DeltaLogic: Minimal Premise Edits Reveal Belief-Revision Failures in Logical Reasoning Models

arXiv cs.AI / 4/6/2026

📰 NewsSignals & Early TrendsIdeas & Deep AnalysisModels & Research

Key Points

  • DeltaLogic is introduced as a benchmark protocol that tests belief revision under minimal premise edits by turning static reasoning problems into short “revision episodes.”
  • The method first elicits a conclusion from premises P, then applies a small edit δ(P), and finally checks whether the model’s prior conclusion should stay stable or be revised.
  • Experiments using FOLIO and ProofWriter show that stronger initial logical reasoning does not reliably translate to stronger revision behavior after local evidence changes (e.g., Qwen3-1.7B has higher initial accuracy than revision accuracy).
  • Some models exhibit notable “inertia” patterns and other failure modes such as near-universal abstention or control instability, indicating distinct weaknesses beyond fixed-premise inference.
  • The authors argue DeltaLogic measures a practically important capability—disciplined belief revision—that complements existing logical reasoning benchmarks.

Abstract

Reasoning benchmarks typically evaluate whether a model derives the correct answer from a fixed premise set, but they under-measure a closely related capability that matters in dynamic environments: belief revision under minimal evidence change.
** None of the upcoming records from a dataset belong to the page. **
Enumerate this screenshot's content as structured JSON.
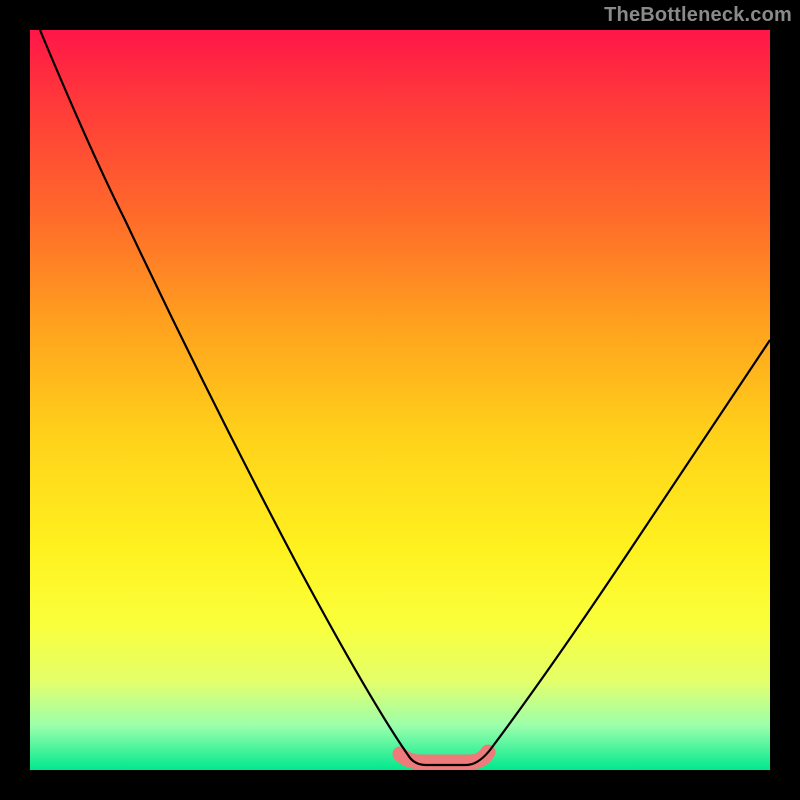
{
  "watermark": {
    "text": "TheBottleneck.com"
  },
  "chart_data": {
    "type": "line",
    "title": "",
    "xlabel": "",
    "ylabel": "",
    "xlim": [
      0,
      100
    ],
    "ylim": [
      0,
      100
    ],
    "x": [
      0,
      5,
      10,
      15,
      20,
      25,
      30,
      35,
      40,
      45,
      50,
      53,
      56,
      58,
      60,
      65,
      70,
      75,
      80,
      85,
      90,
      95,
      100
    ],
    "values": [
      100,
      92,
      84,
      74,
      63,
      52,
      41,
      30,
      20,
      11,
      4,
      1,
      0,
      0,
      1,
      5,
      11,
      18,
      26,
      34,
      42,
      50,
      58
    ],
    "background_gradient": {
      "0": "#ff1648",
      "50": "#ffd21a",
      "100": "#00e88e"
    },
    "highlight_band": {
      "color": "#ef7a7a",
      "x_start": 50,
      "x_end": 60,
      "y": 1
    }
  }
}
We introduce DeltaLogic, a benchmark transformation protocol that converts natural-language reasoning examples into short revision episodes. Each episode first asks for an initial conclusion under premises P, then applies a minimal edit {\delta}(P), and finally asks whether the previous conclusion should remain stable or be revised. We instantiate DeltaLogic from FOLIO and ProofWriter and evaluate small causal language models with constrained label scoring. On a completed 30-episode Qwen evaluation subset, stronger initial reasoning still does not imply stronger revision behavior: Qwen3-1.7B reaches 0.667 initial accuracy but only 0.467 revision accuracy, with inertia rising to 0.600 on episodes where the gold label should change, while Qwen3-0.6B collapses into near universal abstention. There, Qwen3-4B preserves the same inertial failure pattern (0.650 initial, 0.450 revised, 0.600 inertia), whereas Phi-4-mini-instruct is substantially stronger (0.950 initial, 0.850 revised) but still exhibits non-trivial abstention and control instability. These results suggest that logical competence under fixed premises does not imply disciplined belief revision after local evidence edits. DeltaLogic therefore targets a distinct and practically important reasoning capability that complements existing logical inference and belief-updating benchmarks.